Wólczanka zdobyła stadion wicelidera 3 ligi. Zespół Marcina Wołowca wygrał 2:0 ze Stalą w Kraśniku
Ekipa Marcina Wołowca sprawiła sporą niespodziankę wygrywając na stadionie dotychczasowego wicelidera 3 ligi – Stali Kraśnik. – Była to zasłużona wygrana – podkreślał trener Wólczanki Wólka Pełkińska.
fot. Andrzej Banaś
Mecz ułożył się gościom po golu Wiktora Kłosa, który przymierzył z 20 metrów tuż przy słupku.
- Od początku zneutralizowaliśmy najgroźniejsze punkty Stali i zepchnęliśmy rywali do defensywy. Pomógł nam szybki gol, a do 30 minuty mogło być ich co najmniej trzy, ale nie trafialiśmy – podkreślał Wołowiec.
- W końcówce pierwszej połowy oddaliśmy pole rywalom, ale nic z tego nie wynikało.
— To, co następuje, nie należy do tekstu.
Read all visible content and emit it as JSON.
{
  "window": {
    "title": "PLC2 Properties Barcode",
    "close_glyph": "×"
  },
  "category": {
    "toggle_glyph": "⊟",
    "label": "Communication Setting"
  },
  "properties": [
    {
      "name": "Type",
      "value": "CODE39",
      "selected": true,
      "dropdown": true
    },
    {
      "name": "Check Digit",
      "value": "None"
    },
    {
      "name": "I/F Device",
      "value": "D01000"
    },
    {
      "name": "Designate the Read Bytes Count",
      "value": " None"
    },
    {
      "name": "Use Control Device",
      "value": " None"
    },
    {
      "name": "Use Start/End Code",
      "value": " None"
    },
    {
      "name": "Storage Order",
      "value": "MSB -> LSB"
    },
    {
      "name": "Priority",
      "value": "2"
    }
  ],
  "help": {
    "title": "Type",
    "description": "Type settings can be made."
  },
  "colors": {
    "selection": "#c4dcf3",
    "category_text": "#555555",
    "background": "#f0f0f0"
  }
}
Spodziewaliśmy się, że Stal po przerwie mocniej nas zaatakuje, ale to my strzeliliśmy drugą bramkę, kontrolowaliśmy mecz i umiejętnie się broniliśmy – dodawał opiekun Wólczanki, dla której wynik ustalił Nikoloz Khachidze po szybkiej akcji i dograniu na 5. metr od Mateusza Kocura.
- Bardzo się cieszymy bo po pierwsze mieliśmy sześciu młodzieżowców w składzie, ale nie ulękliśmy się rywala i wzięliśmy udany rewanż za porażkę z Hetmanem Zamość. Pocieszymy się jeszcze od jutra i już szykujemy się do niedzielnego starcia z Motorem Lublin – zakończył Marcin Wołowiec.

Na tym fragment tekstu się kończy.